Fragilizado internacionalmente com a diminuição acelerada de sua competitividade a partir de 2008, pressionado pela expansão de sua dívida pública, pela projeção da China na economia mundial, pela afirmação de distintos projetos de integração regional e de um novo eixo geopolítico mundial, através da rota da seda, do BRICS e das pretensões de um projeto de Sul Global, os Estados Unidos têm buscado reagir a essa conjuntura que lhe é globalmente desfavorável de diferentes formas.
Obama combinou as políticas de ampliação da globalização neoliberal com as de desestabilização, cerco ou intervenção militar, a pretexto humanitário, de acordo com espaços e circunstâncias.
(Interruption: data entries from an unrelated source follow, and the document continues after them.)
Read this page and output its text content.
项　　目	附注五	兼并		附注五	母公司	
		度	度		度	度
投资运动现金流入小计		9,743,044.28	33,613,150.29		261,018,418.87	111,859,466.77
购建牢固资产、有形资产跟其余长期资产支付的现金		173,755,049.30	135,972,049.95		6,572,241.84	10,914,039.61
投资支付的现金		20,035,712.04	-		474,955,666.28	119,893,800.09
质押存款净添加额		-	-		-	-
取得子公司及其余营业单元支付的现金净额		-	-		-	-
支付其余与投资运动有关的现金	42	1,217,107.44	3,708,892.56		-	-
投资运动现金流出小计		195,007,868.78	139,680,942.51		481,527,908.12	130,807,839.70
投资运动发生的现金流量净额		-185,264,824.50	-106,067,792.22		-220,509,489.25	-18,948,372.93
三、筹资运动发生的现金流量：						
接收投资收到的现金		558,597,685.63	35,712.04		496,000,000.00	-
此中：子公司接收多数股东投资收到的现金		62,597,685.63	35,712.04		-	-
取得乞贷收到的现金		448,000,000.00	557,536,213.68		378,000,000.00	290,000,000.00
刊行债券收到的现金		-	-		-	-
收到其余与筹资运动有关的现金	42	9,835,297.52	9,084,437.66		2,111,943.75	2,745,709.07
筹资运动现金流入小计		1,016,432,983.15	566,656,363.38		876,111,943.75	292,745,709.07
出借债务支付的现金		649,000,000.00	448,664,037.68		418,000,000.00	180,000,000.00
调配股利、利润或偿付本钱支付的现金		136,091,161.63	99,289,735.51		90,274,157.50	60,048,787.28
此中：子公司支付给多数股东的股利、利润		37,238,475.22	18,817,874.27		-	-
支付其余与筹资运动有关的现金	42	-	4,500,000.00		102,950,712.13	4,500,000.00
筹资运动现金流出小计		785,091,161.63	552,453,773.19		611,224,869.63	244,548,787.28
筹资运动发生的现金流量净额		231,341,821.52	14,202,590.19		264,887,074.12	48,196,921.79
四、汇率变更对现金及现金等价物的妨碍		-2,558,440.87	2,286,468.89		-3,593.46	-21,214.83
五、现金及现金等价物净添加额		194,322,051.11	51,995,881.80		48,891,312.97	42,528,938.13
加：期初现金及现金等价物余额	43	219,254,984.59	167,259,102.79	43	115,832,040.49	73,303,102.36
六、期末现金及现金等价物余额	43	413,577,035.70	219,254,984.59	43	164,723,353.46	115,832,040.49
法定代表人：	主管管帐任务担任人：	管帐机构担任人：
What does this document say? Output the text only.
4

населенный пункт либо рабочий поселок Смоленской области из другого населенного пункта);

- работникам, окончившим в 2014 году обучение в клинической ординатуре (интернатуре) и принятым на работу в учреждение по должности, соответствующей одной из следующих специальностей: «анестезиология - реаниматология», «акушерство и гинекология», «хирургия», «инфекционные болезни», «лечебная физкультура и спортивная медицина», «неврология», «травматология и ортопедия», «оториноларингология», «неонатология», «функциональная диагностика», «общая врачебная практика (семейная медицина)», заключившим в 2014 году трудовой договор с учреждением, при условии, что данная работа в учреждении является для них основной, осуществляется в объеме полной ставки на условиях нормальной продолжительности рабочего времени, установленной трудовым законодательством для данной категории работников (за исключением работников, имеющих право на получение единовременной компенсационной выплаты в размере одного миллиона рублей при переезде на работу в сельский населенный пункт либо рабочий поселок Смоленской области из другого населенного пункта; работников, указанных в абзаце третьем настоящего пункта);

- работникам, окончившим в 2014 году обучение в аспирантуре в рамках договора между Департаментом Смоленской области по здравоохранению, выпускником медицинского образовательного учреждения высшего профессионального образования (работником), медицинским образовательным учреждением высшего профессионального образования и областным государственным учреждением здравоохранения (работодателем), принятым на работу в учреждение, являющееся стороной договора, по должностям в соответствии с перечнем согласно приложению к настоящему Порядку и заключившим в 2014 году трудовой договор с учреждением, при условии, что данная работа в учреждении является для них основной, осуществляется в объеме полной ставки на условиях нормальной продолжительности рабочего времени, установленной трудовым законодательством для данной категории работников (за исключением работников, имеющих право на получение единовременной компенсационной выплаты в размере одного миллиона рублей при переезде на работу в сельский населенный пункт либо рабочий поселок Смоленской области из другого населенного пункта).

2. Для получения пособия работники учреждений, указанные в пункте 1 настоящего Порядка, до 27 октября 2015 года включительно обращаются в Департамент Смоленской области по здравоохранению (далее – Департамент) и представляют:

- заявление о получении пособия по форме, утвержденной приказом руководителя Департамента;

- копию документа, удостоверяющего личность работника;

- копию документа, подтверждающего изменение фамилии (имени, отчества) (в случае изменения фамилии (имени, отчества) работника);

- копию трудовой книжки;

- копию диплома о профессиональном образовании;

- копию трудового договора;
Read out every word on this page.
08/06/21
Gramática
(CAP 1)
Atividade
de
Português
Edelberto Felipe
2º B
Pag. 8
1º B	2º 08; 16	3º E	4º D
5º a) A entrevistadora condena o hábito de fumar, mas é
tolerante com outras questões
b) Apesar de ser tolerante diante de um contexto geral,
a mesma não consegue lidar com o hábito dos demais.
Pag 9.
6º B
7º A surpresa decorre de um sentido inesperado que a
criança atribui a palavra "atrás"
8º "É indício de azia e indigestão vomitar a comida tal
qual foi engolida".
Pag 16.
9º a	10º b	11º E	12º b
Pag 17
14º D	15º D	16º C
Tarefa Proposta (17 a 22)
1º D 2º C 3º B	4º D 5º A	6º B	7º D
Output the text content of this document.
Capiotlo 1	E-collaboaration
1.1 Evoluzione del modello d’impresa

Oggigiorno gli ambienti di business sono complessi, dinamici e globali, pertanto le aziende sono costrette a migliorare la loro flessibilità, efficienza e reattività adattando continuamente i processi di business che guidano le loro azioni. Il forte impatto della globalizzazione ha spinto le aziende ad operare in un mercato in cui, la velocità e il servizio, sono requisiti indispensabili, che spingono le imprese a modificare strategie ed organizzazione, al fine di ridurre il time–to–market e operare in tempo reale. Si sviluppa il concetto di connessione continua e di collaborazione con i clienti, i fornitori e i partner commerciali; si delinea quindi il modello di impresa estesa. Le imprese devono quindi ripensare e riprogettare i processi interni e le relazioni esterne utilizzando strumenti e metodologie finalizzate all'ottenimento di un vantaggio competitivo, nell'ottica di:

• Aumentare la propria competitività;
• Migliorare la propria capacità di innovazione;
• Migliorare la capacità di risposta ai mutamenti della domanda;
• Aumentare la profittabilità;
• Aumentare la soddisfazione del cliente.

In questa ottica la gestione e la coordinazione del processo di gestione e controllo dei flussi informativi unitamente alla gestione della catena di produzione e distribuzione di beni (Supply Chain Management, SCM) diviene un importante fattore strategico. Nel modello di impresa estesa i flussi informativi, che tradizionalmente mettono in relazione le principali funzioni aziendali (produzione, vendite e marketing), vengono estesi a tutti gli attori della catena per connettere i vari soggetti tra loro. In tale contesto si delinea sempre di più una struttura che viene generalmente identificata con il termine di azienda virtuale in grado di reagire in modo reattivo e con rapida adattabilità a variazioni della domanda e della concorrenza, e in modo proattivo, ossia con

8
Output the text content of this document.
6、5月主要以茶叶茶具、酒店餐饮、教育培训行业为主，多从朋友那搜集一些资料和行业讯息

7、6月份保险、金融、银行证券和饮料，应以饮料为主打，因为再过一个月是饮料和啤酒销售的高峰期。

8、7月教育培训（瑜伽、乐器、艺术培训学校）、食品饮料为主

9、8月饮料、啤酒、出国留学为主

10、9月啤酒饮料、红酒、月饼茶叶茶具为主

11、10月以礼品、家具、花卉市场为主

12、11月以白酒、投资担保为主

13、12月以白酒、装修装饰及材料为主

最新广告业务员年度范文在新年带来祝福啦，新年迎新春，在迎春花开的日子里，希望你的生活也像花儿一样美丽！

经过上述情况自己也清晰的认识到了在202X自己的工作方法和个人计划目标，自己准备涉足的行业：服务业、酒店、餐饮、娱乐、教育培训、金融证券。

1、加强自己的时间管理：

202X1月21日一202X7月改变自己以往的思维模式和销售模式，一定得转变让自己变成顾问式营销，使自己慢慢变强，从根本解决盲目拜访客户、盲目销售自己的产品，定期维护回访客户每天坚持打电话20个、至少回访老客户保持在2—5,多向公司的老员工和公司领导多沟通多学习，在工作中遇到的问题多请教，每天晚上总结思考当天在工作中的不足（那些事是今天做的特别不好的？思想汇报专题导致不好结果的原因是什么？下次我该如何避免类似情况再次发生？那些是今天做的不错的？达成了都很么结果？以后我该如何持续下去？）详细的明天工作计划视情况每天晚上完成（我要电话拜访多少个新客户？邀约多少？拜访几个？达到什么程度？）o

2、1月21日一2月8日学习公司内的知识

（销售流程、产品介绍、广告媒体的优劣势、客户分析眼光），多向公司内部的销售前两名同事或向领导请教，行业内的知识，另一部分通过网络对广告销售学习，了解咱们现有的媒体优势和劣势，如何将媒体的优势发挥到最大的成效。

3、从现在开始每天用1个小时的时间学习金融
Expressão da busca de ampliação da globalização neoliberal foi a tentativa de firmar o Acordo de Parceria Transatlântica em Comércio e Investimento com a União Europeia, a assinatura do Acordo de Parceria Transpacífica, o acordo com o Irã sobre enriquecimento do Urânio e o projeto de flexibilização do bloqueio a Cuba, para frear sua integração crescente à economia chinesa. As políticas de cerco e desestabilização se orientaram para a Rússia – buscando separá-la de regiões fronteiriças, como a Ucrânia, e confrontá-la à União Europeia – para o Norte da África e, principalmente, a América Latina, por meio da preparação e apoio aos golpes de Estado no Paraguai e no Brasil, ou do cerco à Venezuela, declarada ameaça à segurança dos Estados Unidos. As políticas de intervenção se manifestaram nas coalizões que liderou para a intervenção na Líbia, ocasionando a derrubada e assassinato de Muammar Al Gaddafi, e na Síria, que fracassou em função do apoio da Rússia a Bashar-al-Assad.
Trump rompe com as políticas regionais de livre-comércio e investimento, paralisa organismos multilaterais como a OMC, assume uma perspectiva hostil à defesa do ecossistema, retirando os Estados Unidos do Acordo de Paris e se opõe ao Pacto Mundial Para Migração. Toma a sério os efeitos da globalização neoliberal sobre a destruição do setor industrial estadunidense e o rebaixamento dos salários dos trabalhadores. Entretanto, não rompe com a globalização financeira e a financeirização do capital: corta os impostos das grandes corporações, ampliando o déficit e a dívida pública, e escolhe, como inimigos, os Estados competidores e os trabalhadores imigrantes. Para atingi-los usa a força do Estado não apenas contra a China, mas contra aliados históricos como a Alemanha e o México: impõe tarifas sobre os produtos chineses; ameaça com sanções as empresas e os Estados que negociarem com a Huawei; intimida a Alemanha anunciando o propósito de estabelecer cotas sobre as exportações dos seus automóveis por razões de segurança nacional; e chantageia o México com impostos sobre suas exportações, caso não imponha um controle das fronteiras que impeça ou derrube drasticamente o fluxo migratório para os Estados Unidos, exigindo ainda que compre grandes volumes de sua produção agrícola.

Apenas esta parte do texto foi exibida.